What is Mink Oil? Using Mink Oil on Leather Boots

When looking into different ways to condition your leather boots mink oil will often be mentioned. But what exactly is mink oil? And should you be using it on your leather boots? Let's dig deeper and find out.

What is Mink Oil?

Mink oil is a leather waterproofing agent that comes from the thick fatty layer minks have under their skins. Most mink oil is a byproduct of the fur industry where the fat is separated to use as mink oil. Mink oil has unique properties thanks to it’s chemical makeup and fatty acids that make it useful as a leather conditioner and waterproofer. Mink oil’s composition is very similar to the natural oils found in leather which allows it to seep into the leather and preserve it.

What is mink oil made of?

Although real mink oil does come from mink pelts, much of today’s mink oil for boots are not 100% mink oil. Instead what you will often find is different formulas of mink oil, lanolin (wool grease), petroleum and silicon. Some mink oil brands don’t use animal fats at all and instead offer “mink oil” that is made from a synthetic base of waxes. Each mink oil brand has different formulations but they all attempt to mimic the moisturizing and conditioning properties of real mink oil.

What does Mink Oil Do?

Mink oil is used on leather to do three things:

  • waterproof
  • moisturize
  • soften

Since leather is a skin, mink oil is able to deeply penetrate the leather and seal it. As a waterproofing agent mink oil can seal pores and create a waterproof barrier. The penetrating properties of mink oil also makes it ideal as a moisturizer. Dry and cracking leather will see the most benefits from mink oil as it helps restore it’s original moisture and flexibility. 

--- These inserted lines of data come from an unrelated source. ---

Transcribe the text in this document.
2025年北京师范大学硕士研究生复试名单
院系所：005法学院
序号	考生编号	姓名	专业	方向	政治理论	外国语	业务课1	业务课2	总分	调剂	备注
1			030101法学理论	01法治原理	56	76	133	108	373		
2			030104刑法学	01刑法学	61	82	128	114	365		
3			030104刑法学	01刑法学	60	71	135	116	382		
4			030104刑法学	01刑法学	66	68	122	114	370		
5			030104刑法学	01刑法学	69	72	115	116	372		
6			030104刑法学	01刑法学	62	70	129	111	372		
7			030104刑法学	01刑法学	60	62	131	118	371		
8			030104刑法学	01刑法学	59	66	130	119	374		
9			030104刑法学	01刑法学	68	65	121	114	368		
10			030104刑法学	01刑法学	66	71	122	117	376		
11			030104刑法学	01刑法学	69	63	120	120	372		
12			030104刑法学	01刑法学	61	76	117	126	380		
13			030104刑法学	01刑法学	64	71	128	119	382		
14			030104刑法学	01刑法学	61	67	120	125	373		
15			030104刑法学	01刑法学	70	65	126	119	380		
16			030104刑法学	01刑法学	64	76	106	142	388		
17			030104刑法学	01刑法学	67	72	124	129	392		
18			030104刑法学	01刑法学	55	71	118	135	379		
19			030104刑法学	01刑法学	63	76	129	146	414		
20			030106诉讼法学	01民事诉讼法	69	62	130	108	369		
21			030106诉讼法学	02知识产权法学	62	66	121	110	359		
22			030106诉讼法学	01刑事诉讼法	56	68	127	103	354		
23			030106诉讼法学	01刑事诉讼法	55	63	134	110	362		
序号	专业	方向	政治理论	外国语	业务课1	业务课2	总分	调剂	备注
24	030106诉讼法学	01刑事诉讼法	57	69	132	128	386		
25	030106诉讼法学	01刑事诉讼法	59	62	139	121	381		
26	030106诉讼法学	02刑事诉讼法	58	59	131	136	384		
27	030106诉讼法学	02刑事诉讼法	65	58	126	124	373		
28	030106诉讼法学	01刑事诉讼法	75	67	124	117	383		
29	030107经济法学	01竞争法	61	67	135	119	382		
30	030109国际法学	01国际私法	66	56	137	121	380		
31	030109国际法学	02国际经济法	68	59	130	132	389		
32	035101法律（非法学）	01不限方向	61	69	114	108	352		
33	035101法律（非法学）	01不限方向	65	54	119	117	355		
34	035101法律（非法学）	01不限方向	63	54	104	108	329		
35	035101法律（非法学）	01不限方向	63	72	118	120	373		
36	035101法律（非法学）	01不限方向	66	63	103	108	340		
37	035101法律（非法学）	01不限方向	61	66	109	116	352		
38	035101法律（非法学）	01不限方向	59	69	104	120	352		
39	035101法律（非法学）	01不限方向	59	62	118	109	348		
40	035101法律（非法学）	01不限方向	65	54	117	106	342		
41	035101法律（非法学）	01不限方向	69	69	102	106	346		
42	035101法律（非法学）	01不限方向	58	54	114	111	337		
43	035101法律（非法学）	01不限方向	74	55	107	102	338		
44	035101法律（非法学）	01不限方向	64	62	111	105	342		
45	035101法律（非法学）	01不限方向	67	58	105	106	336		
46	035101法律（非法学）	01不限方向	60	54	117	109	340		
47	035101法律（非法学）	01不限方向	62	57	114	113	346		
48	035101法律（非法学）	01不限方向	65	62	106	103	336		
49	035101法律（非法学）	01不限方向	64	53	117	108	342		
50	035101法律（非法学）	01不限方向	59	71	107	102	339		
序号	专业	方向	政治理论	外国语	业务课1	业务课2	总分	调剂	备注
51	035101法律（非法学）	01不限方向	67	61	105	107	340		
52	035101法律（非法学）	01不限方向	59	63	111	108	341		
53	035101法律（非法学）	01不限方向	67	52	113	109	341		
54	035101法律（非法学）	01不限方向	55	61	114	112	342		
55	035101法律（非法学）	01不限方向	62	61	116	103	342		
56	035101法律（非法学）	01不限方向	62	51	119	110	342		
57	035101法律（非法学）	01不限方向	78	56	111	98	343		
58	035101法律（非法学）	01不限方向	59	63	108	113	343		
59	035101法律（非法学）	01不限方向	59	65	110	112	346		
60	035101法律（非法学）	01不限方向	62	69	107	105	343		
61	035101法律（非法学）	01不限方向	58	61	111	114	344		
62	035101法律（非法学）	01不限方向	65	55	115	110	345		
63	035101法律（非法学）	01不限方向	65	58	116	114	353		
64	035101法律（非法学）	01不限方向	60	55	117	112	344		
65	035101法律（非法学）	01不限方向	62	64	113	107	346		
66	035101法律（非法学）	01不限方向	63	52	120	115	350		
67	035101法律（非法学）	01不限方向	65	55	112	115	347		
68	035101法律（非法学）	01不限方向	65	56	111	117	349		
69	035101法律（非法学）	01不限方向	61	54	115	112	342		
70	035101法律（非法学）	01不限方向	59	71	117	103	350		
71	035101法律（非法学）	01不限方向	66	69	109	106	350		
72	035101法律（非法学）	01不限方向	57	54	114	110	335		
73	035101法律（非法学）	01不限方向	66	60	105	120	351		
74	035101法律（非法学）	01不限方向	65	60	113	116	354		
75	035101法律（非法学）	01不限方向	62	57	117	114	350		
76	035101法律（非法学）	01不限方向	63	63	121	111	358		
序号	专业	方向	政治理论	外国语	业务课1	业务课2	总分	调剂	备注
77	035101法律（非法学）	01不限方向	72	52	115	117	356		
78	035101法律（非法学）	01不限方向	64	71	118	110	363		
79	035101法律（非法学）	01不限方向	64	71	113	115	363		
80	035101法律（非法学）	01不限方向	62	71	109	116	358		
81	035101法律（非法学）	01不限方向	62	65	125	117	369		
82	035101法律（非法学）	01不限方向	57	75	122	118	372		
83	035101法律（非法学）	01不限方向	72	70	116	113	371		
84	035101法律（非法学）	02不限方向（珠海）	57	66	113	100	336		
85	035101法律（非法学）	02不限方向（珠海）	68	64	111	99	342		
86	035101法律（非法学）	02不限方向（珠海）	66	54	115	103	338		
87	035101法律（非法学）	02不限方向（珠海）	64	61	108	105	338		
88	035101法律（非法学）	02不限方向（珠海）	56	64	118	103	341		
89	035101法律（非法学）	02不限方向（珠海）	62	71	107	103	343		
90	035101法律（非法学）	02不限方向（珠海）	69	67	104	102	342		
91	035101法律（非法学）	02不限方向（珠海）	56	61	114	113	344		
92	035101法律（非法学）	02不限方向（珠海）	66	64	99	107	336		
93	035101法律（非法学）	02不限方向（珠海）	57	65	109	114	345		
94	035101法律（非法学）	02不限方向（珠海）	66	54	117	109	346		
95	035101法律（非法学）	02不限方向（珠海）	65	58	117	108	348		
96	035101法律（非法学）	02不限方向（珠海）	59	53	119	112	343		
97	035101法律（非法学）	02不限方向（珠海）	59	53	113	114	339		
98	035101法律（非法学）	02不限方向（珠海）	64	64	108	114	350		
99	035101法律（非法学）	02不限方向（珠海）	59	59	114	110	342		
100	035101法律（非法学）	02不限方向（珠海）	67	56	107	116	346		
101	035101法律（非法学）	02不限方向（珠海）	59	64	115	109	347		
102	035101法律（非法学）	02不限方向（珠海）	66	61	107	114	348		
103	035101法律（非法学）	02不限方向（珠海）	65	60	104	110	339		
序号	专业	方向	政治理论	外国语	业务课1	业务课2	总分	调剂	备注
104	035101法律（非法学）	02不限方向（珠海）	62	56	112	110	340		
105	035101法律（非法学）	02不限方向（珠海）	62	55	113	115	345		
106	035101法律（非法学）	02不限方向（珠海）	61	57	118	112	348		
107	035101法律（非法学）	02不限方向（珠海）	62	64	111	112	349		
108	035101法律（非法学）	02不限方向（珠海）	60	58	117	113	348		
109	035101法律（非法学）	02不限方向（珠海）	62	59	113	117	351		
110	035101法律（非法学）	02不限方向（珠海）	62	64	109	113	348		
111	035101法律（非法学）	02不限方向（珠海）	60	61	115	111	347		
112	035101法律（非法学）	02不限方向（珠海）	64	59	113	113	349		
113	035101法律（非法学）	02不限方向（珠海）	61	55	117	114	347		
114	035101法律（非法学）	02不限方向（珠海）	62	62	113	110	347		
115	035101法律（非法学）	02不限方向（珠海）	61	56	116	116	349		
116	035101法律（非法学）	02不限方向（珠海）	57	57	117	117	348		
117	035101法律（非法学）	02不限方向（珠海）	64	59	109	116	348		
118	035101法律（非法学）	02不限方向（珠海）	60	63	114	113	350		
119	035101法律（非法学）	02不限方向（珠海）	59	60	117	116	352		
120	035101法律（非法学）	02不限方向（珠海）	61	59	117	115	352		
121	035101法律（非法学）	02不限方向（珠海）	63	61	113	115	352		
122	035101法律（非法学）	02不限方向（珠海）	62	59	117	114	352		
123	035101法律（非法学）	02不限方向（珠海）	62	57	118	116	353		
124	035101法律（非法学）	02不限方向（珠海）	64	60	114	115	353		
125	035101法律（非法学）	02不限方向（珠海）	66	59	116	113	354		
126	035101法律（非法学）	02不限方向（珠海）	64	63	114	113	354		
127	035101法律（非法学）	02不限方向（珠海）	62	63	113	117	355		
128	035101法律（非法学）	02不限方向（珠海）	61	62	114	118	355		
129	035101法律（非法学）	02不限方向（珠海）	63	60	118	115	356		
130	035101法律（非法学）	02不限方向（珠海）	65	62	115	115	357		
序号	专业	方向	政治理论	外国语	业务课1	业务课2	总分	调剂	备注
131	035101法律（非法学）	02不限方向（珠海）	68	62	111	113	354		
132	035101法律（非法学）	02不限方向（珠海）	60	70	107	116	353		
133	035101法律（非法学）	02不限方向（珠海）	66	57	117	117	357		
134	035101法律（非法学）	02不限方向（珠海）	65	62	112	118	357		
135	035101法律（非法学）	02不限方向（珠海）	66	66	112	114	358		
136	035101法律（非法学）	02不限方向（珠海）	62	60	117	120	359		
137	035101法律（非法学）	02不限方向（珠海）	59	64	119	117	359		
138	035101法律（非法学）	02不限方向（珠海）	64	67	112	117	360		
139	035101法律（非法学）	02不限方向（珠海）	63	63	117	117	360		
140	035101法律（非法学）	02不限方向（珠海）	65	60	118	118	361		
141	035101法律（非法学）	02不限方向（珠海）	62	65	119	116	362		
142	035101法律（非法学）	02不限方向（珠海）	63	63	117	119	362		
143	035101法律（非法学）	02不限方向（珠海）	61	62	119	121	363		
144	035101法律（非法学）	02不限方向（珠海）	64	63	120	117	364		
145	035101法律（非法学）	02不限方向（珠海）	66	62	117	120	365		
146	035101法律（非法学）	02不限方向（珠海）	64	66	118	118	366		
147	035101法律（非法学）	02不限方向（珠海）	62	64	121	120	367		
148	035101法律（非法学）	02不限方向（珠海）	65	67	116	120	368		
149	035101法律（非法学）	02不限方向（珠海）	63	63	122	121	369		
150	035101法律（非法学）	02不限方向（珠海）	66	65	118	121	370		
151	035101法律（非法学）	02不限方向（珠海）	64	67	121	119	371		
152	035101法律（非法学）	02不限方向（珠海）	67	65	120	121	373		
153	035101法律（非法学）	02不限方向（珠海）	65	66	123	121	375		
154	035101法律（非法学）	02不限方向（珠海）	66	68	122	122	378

Using Mink Oil on Leather Boots: Yay or nay?

So now that we know the basics of mink oil let’s answer the million dollar question: Is mink oil good for leather boots? The answer is yes. And no. The truth is that mink oil is great for hardwearing leathers and pretty awful for finer leathers. Let’s delve deeper and explore when and when not to use mink oil on your boots. 


When to use mink oil on boots:

The only appropriate time to use an agent like mink oil is when you have oil-tanned, vegetable tanned, smooth or other hardwearing leathers. Think winter boots and work boots that are likely to get beat up by the elements. These leathers tend to dry out, scuff up and will benefit from the waterproofing and moisturizing properties of mink oil. 

Winter boots that come in contact with salt will benefit from an application of mink oil as it helps prevent salt stains on the leather and creates a barrier to prevent further damage. Work boots, cowboy boots and hiking boots that come in contact with direct sunlight and other outdoor elements will also benefit from the moisturizing properties of mink oil. Although leather is naturally water resistant, it can become less so over time as the leather ages. An application of mink oil is an easy way to regain those water resistant properties. 

Avoid using mink oil on suede and finer dress boots.

Avoid using mink oil on suede and finer dress boots.

When NOT to use mink oil on boots:

If you are looking for ways to treat and moisturize a pair of expensive dress boots or shoes then mink oil isn’t your best option. 

  • Mink oil darkens leathers - The biggest reason for avoiding mink oil on finer leather boots is that it darkens leather. This won’t be a big deal for work boots but for finer leather dress boots it may be enough to consider other conditioning options.
  • Mink oil will ruin the shine on dress boots - Mink oil’s deep penetrating properties can permanently ruin the shine on polished dress boots. Once applied there is little you can do to remove the mink oil or correct the change in the leather and bring back it’s shine.
  • Mink oil residue can attract dust after it’s applied - The sticky nature of mink oil can spell disaster for dress boots and shoes as the residue can make your dress boots look quite dull. Again, not a big deal for rugged outdoor or casual boots but something to consider if you want to keep your nice boots looking spiffy.
  • Avoid mink oil on suede and other nappy leathers - Mink oil will flatten and ruin the nap if applied to boot leathers such as suede, nubuck and roughout.

Best Mink Oil For Leather Boots

If you decide that mink oil is a good option for your leather boots then here are a few brands that we recommend. 


Saphir Renovateur d'Or Mink Oil

Saphir Rénovateur makes a great mink oil conditioner for leather boots, shoes and smooth leather products. Their formula contains 100% refined mink oil in a non-greasy conditioner that leaves little residue. Made in France.


Red Wing Heritage Mink Oil

Those with Red Wing boots will be pleased to know that Red Wing offers their own mink oil formula to help protect hardwearing oil-tanned leathers. This formula contains mink oil, lanolin and silicone to aid in water resistance. Made in USA.

Picard Leather Dressing

Picard leather dressing is a good alternative to mink oil that does not contains any animal fat or tallow. Those who want the benefits of mink oil on their boots but don’t feel that great about using a fur byproduct will like what Picard has to offer. Just like mink oil, Picard leather dressing conditions and waterproofs leather and can be used on a variety of leather types.